Similarly, Russia is seeing influx of culture-minded Chinese tourists this year. According to Ctrip, the number of Chinese travelers buying its Russia travel packages is expected to rise by 50 to 60 percent. Mid- to high-end travel groups interested in nothing else but sightseeing are likely to be the majority of tourists.

Trips to watch the natural phenomena of aurora, or skies in magnificent hues of sunlight, have become another hit this year. As this year marks the end of an 11-year aurora cycle, Chinese travelers are going to every possible corner to experience, and capture images of awesome aurora.

Ctrip estimates the number of visitors booking aurora trips to north Europe and Canada may have grown by 400 percent this year. The number of visitors heading to Fairbanks in Alaska has also doubled.

Dai Bin, director of the China Tourism Academy, said the outbound travel market has gradually matured in China while local travel packages are the new blue ocean of the market.
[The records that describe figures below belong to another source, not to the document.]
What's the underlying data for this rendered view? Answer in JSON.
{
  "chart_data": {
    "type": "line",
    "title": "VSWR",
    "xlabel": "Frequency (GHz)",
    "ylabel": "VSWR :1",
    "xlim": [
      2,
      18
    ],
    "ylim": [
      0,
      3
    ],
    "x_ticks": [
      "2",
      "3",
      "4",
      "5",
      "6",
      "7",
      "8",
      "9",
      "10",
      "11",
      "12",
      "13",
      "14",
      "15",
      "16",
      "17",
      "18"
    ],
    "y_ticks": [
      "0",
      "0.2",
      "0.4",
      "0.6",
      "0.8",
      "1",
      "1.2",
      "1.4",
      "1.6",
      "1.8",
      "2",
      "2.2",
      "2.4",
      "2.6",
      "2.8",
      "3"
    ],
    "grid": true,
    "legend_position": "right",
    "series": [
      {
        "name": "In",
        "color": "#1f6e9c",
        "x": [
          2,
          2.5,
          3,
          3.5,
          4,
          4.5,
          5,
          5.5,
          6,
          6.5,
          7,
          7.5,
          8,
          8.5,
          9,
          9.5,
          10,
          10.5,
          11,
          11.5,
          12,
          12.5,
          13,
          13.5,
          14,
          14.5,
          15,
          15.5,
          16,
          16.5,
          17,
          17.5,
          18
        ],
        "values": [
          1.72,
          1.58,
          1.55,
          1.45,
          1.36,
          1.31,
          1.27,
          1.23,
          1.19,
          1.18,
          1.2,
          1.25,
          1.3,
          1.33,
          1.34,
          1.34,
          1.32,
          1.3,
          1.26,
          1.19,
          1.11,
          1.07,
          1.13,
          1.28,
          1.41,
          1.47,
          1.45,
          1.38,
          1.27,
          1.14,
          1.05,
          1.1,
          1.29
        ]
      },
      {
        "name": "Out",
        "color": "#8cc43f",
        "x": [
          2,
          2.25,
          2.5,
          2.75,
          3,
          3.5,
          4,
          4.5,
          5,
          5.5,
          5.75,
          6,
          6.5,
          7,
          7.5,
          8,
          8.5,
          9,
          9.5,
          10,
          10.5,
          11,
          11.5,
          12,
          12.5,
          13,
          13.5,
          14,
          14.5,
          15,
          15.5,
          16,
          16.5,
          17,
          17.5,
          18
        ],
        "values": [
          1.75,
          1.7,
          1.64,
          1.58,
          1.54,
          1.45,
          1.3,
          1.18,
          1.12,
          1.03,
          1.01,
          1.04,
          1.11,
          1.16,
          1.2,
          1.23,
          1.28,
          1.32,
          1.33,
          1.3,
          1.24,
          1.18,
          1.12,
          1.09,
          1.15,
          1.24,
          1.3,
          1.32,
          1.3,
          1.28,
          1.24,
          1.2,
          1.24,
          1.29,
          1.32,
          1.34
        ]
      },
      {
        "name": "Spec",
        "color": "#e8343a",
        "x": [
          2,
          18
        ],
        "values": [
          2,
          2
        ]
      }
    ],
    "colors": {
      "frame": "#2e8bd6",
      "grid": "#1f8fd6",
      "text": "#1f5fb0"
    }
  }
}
"From hurried sightseeing during the early years, to busy shopping of the past few years, outbound trips have now grown into a new phase where people show more preference for leisure, recreation and life experiences. In the next five years, the Chinese outbound travel market will maintain a steady growth, while travelers will become more rational, paying more attention to life experiences at destinations," he said.